先ほど千牙は、咲を喰らおうとしていた鬼に『朧よ』と呼び掛けていた。もしかして、あの鬼は、朧の成れの果てだったのだろうか。

「そうだ。我々では、成しえなかった。あやかしは生まれつき名をもつのでな、生まれたあやかしに名をつけるという行為を知らなかったのだ」

そう、……だったのか。人が当たり前に行う命名の行為に、そんな力があるなんて思いもしなかった。
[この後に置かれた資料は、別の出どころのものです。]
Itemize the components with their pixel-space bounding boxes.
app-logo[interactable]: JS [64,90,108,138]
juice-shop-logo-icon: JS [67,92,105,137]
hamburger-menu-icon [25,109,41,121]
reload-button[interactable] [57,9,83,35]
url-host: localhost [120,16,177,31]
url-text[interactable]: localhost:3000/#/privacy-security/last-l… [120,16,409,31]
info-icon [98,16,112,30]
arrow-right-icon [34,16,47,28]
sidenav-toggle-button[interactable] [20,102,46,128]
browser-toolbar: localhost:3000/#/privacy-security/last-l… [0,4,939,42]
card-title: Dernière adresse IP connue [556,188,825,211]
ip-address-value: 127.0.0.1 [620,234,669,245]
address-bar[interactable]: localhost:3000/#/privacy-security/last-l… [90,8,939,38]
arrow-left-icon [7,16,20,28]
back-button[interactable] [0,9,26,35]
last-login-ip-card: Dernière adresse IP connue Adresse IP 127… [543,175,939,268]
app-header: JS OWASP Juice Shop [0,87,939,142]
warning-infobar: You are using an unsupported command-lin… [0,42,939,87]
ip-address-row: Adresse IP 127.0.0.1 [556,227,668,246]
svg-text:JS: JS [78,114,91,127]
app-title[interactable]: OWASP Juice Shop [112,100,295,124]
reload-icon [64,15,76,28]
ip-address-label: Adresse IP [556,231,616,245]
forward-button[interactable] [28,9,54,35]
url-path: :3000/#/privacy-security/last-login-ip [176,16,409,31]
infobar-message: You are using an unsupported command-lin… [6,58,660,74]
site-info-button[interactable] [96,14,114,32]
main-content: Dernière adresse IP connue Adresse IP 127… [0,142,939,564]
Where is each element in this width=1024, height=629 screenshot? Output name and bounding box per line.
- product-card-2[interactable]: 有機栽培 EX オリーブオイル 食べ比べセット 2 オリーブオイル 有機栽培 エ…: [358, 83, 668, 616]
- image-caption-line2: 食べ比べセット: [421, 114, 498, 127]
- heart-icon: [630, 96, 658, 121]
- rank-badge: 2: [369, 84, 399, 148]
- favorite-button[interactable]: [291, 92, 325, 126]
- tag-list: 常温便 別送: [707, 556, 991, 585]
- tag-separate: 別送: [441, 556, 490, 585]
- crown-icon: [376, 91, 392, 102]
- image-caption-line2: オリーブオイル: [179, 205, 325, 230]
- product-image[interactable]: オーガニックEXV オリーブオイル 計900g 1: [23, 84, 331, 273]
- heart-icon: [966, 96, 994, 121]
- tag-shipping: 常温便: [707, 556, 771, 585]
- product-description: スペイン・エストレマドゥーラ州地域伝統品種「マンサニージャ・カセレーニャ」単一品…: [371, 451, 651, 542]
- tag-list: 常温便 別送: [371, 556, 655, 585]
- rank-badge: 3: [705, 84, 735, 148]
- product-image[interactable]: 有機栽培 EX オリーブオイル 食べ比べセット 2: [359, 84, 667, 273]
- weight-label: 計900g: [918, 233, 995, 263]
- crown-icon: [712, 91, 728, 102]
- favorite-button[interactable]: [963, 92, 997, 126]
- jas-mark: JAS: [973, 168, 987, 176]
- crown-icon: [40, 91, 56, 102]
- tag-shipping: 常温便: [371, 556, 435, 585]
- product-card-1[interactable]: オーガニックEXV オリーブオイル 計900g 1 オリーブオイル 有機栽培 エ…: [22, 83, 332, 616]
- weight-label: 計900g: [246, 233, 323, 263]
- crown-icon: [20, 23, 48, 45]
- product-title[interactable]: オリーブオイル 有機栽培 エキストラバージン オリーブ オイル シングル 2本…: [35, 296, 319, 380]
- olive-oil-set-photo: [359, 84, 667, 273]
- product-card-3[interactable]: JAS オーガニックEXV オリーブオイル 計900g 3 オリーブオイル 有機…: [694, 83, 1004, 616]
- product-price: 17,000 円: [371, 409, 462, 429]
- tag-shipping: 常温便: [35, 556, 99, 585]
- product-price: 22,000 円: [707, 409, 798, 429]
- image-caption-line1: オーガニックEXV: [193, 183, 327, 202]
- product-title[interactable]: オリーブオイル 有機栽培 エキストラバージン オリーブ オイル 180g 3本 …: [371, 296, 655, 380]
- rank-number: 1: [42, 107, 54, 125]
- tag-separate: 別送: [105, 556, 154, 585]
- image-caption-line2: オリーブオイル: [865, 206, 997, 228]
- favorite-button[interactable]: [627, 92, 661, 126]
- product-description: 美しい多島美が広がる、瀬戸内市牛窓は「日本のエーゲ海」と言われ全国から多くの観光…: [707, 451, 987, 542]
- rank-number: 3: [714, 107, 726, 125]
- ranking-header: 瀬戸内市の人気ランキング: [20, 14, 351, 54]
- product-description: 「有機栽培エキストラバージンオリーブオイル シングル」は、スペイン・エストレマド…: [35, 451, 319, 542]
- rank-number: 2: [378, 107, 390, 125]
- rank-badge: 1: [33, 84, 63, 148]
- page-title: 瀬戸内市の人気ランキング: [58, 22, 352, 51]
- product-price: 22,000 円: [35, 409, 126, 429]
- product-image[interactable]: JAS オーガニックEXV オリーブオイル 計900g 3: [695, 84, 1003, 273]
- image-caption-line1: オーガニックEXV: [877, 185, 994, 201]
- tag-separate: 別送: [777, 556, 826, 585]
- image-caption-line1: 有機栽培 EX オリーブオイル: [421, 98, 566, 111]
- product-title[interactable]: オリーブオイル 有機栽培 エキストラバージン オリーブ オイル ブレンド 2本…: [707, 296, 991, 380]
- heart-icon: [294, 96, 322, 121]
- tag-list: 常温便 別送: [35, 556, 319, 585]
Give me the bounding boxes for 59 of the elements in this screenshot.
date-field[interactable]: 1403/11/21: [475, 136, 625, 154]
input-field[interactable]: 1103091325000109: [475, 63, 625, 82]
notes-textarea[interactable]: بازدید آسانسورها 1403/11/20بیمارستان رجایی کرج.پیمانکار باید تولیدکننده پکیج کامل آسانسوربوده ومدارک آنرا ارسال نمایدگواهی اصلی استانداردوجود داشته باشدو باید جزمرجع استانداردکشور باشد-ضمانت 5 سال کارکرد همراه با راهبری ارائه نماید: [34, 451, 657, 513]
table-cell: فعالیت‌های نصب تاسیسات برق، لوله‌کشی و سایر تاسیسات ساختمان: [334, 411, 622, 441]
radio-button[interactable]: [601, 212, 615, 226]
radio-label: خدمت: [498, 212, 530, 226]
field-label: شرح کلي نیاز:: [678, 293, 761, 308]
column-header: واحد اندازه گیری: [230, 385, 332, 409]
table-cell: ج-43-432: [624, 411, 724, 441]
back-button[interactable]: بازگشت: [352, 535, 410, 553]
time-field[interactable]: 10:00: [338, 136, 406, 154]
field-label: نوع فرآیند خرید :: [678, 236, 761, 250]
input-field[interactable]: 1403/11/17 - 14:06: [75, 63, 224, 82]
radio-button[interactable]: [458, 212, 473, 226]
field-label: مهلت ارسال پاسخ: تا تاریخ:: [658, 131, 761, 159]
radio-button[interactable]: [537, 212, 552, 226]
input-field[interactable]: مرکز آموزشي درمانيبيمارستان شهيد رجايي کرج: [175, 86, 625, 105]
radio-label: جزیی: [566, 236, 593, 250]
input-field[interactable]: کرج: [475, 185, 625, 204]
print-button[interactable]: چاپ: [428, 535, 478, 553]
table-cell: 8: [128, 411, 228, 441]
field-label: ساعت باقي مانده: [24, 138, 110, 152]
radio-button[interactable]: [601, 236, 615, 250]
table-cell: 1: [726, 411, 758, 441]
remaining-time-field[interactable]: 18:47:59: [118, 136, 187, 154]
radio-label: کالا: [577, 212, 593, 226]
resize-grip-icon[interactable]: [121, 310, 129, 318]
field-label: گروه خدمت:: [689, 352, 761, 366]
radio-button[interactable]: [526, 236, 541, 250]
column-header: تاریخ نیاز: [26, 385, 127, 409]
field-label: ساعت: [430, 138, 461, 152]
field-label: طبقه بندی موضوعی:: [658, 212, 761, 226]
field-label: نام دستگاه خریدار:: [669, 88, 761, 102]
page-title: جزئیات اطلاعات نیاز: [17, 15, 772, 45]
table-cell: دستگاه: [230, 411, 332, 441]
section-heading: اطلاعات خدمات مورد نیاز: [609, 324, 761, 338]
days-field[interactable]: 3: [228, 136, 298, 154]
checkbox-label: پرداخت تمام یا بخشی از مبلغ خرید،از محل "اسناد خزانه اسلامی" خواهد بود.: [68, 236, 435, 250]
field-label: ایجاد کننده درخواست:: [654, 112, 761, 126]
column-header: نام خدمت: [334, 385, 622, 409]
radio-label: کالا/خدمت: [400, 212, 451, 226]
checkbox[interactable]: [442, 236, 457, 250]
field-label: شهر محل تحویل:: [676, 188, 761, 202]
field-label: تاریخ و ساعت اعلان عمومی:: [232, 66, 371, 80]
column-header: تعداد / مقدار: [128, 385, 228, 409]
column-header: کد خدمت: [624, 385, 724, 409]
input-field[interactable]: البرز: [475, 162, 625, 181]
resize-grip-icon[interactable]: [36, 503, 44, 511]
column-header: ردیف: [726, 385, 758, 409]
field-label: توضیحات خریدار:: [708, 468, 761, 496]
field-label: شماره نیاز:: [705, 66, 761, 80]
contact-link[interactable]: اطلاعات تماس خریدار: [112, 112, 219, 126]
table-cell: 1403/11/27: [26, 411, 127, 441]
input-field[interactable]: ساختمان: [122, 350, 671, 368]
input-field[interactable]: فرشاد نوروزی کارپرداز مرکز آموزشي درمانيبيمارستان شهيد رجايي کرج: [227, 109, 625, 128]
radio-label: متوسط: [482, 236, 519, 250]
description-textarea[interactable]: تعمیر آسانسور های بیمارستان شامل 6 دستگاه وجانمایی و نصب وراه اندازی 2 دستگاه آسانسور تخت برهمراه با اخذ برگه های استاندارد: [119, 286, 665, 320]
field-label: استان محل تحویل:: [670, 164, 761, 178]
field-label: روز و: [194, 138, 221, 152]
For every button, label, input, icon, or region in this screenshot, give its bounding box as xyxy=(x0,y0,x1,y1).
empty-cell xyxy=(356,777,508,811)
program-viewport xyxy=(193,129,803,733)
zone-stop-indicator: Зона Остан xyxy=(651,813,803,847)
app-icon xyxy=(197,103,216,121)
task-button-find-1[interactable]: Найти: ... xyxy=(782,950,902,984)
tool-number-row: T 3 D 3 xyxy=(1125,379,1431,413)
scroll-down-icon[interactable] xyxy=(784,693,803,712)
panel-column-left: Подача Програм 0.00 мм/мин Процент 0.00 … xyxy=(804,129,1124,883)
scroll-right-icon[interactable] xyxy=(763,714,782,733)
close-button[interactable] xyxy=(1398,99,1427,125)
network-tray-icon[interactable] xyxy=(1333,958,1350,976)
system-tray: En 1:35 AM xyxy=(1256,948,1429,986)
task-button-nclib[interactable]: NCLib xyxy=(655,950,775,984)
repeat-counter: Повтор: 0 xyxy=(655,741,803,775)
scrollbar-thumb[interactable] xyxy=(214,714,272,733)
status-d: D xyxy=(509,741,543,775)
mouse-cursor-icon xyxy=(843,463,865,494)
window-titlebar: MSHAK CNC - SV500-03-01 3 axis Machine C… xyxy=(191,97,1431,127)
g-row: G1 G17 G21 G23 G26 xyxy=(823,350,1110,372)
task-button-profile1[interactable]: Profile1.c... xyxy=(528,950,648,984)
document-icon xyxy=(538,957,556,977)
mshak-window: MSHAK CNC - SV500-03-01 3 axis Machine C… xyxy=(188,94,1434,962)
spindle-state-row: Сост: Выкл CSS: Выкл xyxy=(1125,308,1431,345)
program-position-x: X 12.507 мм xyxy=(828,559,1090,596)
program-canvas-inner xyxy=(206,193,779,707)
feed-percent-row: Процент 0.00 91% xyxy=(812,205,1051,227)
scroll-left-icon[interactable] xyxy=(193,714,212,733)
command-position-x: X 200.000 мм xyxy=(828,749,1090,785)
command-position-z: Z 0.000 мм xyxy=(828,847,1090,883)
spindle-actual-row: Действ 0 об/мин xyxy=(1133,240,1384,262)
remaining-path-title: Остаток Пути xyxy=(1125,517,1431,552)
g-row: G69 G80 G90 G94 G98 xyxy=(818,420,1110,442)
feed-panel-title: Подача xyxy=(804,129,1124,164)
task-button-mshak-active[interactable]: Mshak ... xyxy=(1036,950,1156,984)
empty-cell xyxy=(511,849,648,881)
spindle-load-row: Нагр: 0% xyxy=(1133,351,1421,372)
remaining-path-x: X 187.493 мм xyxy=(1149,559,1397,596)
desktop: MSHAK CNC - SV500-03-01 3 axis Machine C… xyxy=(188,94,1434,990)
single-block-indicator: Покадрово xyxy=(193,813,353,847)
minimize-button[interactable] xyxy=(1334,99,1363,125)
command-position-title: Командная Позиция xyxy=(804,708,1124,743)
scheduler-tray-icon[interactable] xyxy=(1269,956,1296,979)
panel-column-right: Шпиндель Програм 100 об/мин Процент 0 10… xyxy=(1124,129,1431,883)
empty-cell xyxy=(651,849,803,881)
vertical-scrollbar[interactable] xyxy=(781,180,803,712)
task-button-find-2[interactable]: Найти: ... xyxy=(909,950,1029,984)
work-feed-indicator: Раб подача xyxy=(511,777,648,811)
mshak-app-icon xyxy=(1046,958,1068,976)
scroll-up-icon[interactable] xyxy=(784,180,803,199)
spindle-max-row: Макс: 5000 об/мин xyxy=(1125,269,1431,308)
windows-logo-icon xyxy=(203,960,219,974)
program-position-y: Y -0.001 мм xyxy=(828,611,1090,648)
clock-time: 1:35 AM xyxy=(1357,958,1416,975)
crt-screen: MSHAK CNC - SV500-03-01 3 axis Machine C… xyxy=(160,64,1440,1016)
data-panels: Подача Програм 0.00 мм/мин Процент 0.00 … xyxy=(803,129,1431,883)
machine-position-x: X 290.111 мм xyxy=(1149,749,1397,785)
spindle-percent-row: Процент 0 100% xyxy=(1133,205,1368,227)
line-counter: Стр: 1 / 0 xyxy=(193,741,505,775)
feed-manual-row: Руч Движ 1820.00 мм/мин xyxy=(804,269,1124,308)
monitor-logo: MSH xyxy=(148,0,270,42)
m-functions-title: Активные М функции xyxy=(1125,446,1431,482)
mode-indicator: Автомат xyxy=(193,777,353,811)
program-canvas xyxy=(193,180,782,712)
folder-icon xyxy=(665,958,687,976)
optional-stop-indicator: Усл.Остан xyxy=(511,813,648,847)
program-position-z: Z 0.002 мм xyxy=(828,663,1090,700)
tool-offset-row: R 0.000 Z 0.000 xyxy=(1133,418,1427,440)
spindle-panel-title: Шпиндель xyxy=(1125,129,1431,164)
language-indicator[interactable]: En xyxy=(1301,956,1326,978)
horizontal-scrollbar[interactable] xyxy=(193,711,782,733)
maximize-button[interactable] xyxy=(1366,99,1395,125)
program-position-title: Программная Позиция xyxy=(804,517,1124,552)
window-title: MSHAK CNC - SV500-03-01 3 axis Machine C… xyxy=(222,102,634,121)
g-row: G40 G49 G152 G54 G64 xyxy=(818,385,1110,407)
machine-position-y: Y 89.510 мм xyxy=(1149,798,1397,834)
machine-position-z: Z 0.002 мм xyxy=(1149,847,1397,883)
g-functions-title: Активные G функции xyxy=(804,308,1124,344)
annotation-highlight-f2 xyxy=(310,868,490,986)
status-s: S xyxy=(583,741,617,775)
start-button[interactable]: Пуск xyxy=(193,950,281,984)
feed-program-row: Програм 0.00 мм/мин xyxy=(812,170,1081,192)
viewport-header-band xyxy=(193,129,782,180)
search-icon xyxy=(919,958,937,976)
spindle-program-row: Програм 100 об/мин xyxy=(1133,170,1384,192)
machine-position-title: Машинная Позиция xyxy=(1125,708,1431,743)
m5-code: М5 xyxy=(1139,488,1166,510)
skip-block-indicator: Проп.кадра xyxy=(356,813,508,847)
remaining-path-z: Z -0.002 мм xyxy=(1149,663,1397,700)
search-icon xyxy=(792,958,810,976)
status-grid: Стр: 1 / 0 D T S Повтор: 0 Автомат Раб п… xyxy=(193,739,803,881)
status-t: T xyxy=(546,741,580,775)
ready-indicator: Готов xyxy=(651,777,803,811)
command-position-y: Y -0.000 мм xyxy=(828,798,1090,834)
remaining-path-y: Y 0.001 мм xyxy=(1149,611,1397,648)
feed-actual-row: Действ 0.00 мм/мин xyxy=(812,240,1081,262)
……でも、だったら、なにも咲でなくても、朧たちを想う気持ちのある人間が付けることも、可能なのでは、ないだろうか。朧は人に害をなさないし、それを知った人が名をつけることがあるかもしれない。そんな咲の考えを読んだように、千牙は続けた。

「ただ、名をつけるのが誰でも良いというわけではない。ハチとスズをはじめとした朧たちから聞いたが、咲は家族に名を呼んでもらえないことを悲しく思っていただろう? 名に対するこだわりが、おぬしにはある。その想いが力になった。……おぬしには、皮肉なことだと思うが」

千牙はそう言って、咲の頭をやさしく撫でた。……そんなことをしてもらったのが、もう記憶がかすれたはるか昔に父にしてもらったとき以来だったので、咲の目にジワリと涙が浮かんだ。

「何故泣く。やはり名を呼んでもらえなかったのは、辛かったか」

千牙の問いに、首を横に振る。違うのだ。悲しいからではない。千牙のやさしさが、嬉しかったのだ。

「……私、あやかしって、人を食う怖いものだと思っていたのですが、……違うんですね。千牙さんがやさしい方で、私、嬉しいです」

家族には捨てられた。拾われた先でこのようなやさしさに触れれば、咲の孤独で埋め尽くされていた心は簡単に傾く。滲む涙をぬぐって微笑もうとすると、千牙の手が咲の目もとから頬を覆った。